Some of Clinton’s specific prescriptions were a little too limited and Obamaesque for my taste (she didn’t even call for more U.S. Special Forces to improve the bombing campaigns, though she said she would be open to it). But she is thoughtful and instructive on both the big picture and the right way forward. She seems to understand that if we end up allying with Russia in a common fight against terrorism, we will end up preserving Assad, preserving ISIS and making everything worse.

Some Republicans have stained themselves with refugee xenophobia, but there’s a bigger story here: For a time, the Middle East was held together by Arab nation-states and a belief in Arab nationalisms. Recently Arab nationalisms have withered and Arab nation-states have begun to dissolve from their own decrepitude.

Along comes ISIS filling that vacuum and trying to destroy what’s left of Arab nations. ISIS dreams of a caliphate. It erases borders. It destroys order.

The Arab nation-states were not great. But the nation-state system did preserve a certain order. National identities and boundaries enabled Sunnis and Shiites to live together peaceably. If nations go away in the region we’ll get a sectarian war of all against all, radiating terrorism like we’ve never seen.

The grand strategy of U.S. policy in the Middle East, therefore, should be to do what we can to revive and reform Arab nations, to help them become functioning governing units.

That means confronting the forces that thrive in failed states. That begins with stepped-up military pressure on ISIS. Max Boot of the Council on Foreign Relations proposes a campaign like the one that allowed the Northern Alliance to overthrow the Taliban after 9/11 — a light footprint campaign using Special Operations forces and CIA paramilitaries to direct allied bombing in support of locals on the ground. Once life becomes a miserable grind for ISIS soldiers, recruiting will suffer.

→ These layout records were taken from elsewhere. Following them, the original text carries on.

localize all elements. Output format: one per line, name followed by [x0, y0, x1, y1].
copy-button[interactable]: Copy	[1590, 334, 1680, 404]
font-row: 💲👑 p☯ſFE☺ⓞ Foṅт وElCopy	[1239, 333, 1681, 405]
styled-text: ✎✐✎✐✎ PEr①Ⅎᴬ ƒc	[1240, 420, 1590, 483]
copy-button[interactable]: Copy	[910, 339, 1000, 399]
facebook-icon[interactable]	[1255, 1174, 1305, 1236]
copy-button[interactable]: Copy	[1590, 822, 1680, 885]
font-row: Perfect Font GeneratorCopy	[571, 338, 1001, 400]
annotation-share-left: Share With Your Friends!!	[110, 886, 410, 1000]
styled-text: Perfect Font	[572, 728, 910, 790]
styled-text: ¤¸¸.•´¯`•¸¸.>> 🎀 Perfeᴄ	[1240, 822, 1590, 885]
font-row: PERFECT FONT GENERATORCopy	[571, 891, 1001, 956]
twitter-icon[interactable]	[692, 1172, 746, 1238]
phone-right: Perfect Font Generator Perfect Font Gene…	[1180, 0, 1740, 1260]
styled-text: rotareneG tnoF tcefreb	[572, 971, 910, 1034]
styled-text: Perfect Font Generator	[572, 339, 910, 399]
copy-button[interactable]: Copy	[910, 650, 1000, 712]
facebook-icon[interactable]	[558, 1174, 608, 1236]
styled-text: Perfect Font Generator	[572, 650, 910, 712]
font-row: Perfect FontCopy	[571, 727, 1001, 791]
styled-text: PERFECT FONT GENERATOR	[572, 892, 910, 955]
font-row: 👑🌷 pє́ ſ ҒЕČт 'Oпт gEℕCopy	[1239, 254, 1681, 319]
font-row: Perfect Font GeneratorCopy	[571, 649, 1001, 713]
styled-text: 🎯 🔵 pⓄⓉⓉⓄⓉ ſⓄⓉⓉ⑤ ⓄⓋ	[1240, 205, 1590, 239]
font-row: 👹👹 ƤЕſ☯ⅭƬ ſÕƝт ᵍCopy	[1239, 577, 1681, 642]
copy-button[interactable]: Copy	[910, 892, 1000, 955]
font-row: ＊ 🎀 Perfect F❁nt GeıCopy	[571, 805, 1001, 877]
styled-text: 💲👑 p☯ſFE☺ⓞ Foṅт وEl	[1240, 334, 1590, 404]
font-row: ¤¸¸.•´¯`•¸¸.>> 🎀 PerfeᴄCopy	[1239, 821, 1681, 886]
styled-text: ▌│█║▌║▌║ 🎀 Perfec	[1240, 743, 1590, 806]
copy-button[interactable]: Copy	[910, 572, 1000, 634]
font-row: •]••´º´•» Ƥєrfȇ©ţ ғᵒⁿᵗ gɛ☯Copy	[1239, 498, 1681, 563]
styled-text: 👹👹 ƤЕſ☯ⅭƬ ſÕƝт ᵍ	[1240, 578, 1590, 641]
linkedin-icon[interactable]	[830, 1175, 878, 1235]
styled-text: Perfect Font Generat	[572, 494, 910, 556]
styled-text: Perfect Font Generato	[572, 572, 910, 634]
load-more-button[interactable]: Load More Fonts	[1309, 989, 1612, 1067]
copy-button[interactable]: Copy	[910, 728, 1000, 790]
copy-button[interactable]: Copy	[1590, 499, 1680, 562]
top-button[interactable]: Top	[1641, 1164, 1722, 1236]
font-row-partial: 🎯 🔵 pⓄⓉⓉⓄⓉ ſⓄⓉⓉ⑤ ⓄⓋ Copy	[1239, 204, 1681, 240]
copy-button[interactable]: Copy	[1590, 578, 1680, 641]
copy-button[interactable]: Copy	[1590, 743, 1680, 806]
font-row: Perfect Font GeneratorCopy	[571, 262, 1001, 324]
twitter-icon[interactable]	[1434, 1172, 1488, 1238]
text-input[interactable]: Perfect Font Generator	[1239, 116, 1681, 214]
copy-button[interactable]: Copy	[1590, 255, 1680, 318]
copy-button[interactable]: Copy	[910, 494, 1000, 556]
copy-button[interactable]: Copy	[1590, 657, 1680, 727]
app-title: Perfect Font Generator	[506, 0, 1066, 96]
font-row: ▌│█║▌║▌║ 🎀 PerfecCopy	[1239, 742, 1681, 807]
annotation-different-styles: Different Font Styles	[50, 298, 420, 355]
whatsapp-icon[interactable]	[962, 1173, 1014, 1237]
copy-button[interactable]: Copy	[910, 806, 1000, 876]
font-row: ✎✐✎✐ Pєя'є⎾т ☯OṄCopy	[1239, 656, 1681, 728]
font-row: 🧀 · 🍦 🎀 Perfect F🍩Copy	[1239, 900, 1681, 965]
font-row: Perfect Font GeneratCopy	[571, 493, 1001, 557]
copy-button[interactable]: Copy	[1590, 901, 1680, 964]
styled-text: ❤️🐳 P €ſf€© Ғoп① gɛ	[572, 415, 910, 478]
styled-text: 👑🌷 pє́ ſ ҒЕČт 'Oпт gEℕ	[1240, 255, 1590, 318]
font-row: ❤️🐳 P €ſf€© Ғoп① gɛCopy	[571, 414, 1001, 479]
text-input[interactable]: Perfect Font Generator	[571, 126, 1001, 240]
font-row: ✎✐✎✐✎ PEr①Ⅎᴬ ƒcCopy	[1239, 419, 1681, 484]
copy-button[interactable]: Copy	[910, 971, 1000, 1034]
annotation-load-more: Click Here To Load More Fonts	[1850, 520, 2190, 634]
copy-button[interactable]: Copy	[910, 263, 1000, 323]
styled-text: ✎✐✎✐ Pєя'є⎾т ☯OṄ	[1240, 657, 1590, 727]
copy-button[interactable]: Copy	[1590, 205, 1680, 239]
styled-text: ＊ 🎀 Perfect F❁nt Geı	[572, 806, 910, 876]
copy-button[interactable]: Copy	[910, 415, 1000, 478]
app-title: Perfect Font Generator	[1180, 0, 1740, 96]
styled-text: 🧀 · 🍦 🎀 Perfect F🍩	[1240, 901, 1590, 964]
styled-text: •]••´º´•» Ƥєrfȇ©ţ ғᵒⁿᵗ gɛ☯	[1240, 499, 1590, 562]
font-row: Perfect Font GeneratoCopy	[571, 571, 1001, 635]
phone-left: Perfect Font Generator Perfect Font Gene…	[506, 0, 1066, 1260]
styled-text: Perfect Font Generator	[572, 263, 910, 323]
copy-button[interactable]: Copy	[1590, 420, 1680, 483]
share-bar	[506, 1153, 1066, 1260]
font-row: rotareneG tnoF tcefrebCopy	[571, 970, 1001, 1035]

But it also means going hard on Assad, creating no-fly zones for sanctuaries for Syrian refugees to limit his power, ratcheting up pressure on Iran and Russia to force his departure. And it also means supporting institutional reform, as Clinton said, throughout the Arab world, to revitalize nations as functioning units. Not an unsustainable stab at nation-building, but better governance from top to bottom.

Before Paris it was possible to argue that time was on our side, that we could sit back and let ISIS collapse under the weight of its own craziness. The Paris attacks refuted that. ISIS is becoming an ever-more-aggressive threat. The FBI already has more than 900 active Islamic State investigations ongoing. Lord knows what sort of biological or other weapons the group can get its hands on.

Candidate Clinton laid out a supple and sophisticated approach. The next president will have to provide the action.

David Brooks is a columnist for The New York Times.